Empresário e líder religioso. Miguel Arcanjo Barradas Santiago de Sant’Anna foi uma das figuras mais representativas da comunidade afro-baiana. Nasceu em 29 de setembro de 1898. Com a idade de oito anos ficou órfão e foi morar com a tia. Ele foi criado em meio das solidariedades familiais e do parentesco. Parentesco consanguíneo e parentesco ritual, compadrio, mães e pais-de-santo a imprimir a identidade dos grupos emergentes na sociedade de seu tempo, marcando e definindo o caminho do moço na tradição de sua gente. Ainda adolescente, recebeu o posto de Zabá no terreiro da nação Tapa no Gunocô (hoje vale do Bonocô). Era o posto mais alto nesta nação.

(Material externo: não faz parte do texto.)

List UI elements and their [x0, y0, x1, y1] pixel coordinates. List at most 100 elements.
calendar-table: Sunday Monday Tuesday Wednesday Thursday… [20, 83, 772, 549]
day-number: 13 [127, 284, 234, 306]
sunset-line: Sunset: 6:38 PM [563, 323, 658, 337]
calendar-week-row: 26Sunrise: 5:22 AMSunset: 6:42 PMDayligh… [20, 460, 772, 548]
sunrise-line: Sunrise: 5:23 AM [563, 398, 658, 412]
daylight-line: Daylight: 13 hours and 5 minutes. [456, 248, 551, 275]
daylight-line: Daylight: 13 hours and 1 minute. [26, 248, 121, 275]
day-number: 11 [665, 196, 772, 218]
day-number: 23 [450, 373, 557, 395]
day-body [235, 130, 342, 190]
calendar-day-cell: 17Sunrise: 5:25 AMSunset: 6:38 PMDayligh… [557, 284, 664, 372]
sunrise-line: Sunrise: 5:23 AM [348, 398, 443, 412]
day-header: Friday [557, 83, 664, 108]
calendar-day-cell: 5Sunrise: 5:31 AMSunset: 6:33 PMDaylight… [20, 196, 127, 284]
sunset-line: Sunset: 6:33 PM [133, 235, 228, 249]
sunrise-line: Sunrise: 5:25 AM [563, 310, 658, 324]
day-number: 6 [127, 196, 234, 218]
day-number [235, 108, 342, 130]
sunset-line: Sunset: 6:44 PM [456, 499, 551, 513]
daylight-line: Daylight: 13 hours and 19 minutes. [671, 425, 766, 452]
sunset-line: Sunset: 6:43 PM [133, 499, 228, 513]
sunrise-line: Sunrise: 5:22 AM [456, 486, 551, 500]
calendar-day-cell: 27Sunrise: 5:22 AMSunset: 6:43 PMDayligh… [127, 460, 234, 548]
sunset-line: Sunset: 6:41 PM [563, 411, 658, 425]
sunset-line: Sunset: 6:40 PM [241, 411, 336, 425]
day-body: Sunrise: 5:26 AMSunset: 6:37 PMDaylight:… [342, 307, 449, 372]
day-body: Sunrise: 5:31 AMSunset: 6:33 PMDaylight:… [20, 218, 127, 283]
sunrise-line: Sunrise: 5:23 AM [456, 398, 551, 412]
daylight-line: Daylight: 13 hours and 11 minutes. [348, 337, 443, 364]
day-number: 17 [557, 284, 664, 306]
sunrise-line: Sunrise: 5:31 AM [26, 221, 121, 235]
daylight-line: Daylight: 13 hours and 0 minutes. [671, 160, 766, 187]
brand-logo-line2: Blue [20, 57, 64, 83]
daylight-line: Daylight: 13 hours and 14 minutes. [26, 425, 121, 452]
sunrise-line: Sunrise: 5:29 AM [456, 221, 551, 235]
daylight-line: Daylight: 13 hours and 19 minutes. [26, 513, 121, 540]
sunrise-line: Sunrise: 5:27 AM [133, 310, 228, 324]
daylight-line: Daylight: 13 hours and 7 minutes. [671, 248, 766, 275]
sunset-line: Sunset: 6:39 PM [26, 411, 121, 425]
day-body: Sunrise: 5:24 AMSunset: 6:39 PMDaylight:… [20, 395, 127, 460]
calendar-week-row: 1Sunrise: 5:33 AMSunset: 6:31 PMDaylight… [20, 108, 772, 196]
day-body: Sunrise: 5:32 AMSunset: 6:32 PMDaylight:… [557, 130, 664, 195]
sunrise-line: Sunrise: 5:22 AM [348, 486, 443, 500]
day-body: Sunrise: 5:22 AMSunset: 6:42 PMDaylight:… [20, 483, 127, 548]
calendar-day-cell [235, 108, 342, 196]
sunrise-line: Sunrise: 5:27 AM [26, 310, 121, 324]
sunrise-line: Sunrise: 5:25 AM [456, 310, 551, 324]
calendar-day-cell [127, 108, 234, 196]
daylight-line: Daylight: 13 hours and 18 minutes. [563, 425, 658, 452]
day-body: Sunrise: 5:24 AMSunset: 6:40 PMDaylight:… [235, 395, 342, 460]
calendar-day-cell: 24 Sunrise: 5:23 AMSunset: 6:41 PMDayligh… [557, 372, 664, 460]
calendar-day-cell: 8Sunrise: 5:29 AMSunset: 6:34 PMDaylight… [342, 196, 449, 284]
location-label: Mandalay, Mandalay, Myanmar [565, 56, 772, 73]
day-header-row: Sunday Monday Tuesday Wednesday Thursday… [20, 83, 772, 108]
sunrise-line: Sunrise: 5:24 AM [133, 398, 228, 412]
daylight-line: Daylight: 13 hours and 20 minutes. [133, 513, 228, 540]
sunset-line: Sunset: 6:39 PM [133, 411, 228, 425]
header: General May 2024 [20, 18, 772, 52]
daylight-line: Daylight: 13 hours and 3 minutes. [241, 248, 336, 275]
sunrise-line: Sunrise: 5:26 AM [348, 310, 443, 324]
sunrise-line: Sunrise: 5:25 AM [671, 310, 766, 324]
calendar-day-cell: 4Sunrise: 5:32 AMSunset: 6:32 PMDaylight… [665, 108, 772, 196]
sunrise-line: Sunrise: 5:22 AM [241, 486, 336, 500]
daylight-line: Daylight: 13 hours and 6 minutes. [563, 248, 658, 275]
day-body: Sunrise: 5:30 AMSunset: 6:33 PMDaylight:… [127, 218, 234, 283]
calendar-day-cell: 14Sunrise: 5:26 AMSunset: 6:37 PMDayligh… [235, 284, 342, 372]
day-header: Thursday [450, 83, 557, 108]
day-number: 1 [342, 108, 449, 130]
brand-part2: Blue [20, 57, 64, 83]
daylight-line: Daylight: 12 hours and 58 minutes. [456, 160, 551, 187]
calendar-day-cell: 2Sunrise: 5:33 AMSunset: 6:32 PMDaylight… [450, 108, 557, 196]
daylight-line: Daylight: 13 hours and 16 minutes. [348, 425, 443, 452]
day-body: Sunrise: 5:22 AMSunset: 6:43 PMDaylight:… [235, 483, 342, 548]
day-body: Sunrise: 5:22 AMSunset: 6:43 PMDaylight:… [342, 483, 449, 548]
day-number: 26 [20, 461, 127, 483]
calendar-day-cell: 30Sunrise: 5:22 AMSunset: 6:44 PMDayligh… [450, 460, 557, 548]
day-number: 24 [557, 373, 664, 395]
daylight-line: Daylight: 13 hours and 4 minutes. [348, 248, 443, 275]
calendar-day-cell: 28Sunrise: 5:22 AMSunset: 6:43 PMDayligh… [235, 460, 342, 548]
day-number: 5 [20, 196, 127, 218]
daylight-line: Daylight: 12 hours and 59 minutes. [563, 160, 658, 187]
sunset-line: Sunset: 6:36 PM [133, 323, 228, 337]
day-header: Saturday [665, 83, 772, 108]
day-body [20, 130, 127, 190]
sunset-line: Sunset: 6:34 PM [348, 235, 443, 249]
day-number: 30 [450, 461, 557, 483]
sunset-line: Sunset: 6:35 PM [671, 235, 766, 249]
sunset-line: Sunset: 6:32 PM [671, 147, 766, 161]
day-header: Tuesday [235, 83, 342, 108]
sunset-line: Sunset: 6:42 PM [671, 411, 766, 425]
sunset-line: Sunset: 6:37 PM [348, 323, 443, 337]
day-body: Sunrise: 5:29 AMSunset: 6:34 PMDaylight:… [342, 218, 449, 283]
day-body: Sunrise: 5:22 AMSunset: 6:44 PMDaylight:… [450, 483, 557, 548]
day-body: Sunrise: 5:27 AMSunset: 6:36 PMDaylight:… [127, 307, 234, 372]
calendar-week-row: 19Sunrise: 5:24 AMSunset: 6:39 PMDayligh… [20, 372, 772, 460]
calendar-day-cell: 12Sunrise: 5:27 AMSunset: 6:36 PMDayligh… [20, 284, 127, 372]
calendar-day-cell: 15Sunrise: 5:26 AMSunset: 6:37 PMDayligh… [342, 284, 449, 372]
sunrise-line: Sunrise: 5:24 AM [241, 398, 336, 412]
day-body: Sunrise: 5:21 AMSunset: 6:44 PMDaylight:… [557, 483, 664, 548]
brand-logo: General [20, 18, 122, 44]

Nas noites de São João os nagôs Tapa praticavam uma cerimônia nos bamburrais do Gunokô em homenagem a Indakó (Orixá da Nação Tapa). Foi o único brasileiro descendente de africanos a receber este posto.

Pertencendo a uma antiga família-de-santo e tendo sido, desde jovem, ogã confirmado de Omolu no Engenho Velho, seria, mais tarde, um dos primeiros Obás de Xangô - com o nome de Obá Aré, na Sociedade Cruz Santa do Axé Opô Afonjá, o terreiro de São Gonçalo do Retiro. Fez muitos benefícios aos terreiros. Muitas pessoas que não tinham recursos, fizeram obrigação de orixá com a ajuda financeira dele, não importando em que terreiro fosse. Seja no Opô Afonjá, Casa Branca, em Cachoeira terreiro de Gêge de Abalia Debessein, em Muritiba no terreiro de Nezinho, no Gantois, entre outros. A importância de Miguel Sant’Anna no Opô Afonjá, pode ser avaliada pelo cargo que lhe foi atribuído pela Ialorixá Aninha em suas determinações finais, como relata seu neto-de santo, o assobá Didi: “Obá Aré, Obá Abiodun fica como presidente da Sociedade, e você eu quero que fique ao lado da Ossi Dagan, lessé orixá (nos pés do santo)”. Em vida, criou e casou muita gente, parentes e aderentes, sua casa só vivia cheia.

“Encontro no peji de Xangô, o velho Miguel Santana, o mais velho, o mais antigo dos obás da Bahia, o derradeiro dos obás consagrados por mãe Aninha, vestido no maior apuro como se fosse para uma festa de casamento. Assim se veste sempre, mantendo aos 85 anos contagiosa alegria de jovem. Quem não o viu dançar e cantar numa festa de candomblé não sabe o que perdeu. Quantos filhos você semeou no mundo, Miguel? O sorriso modesto, a voz tranquila: 51, meu amigo, entre homens e mulheres, um deles nasceu de uma sueca, outro de uma índia. Descemos juntos a Ladeira do Cabula, a voz de Miguel Santana Obá Aré recorda distantes acontecimentos. Sabe mais sobre a Bahia do que os doutores, os eruditos do Instituto, os historiadores e os membros da Academia. Sabe por ter vivido. Foi rico e é pobre, teve mando de barcos, hoje possui apenas o respeito do povo - a bênção, Obá Aré! Deus lhe salve, seu Miguel Santana”, escreveu Jorge Amado no livro Bahia de Todos os Santos.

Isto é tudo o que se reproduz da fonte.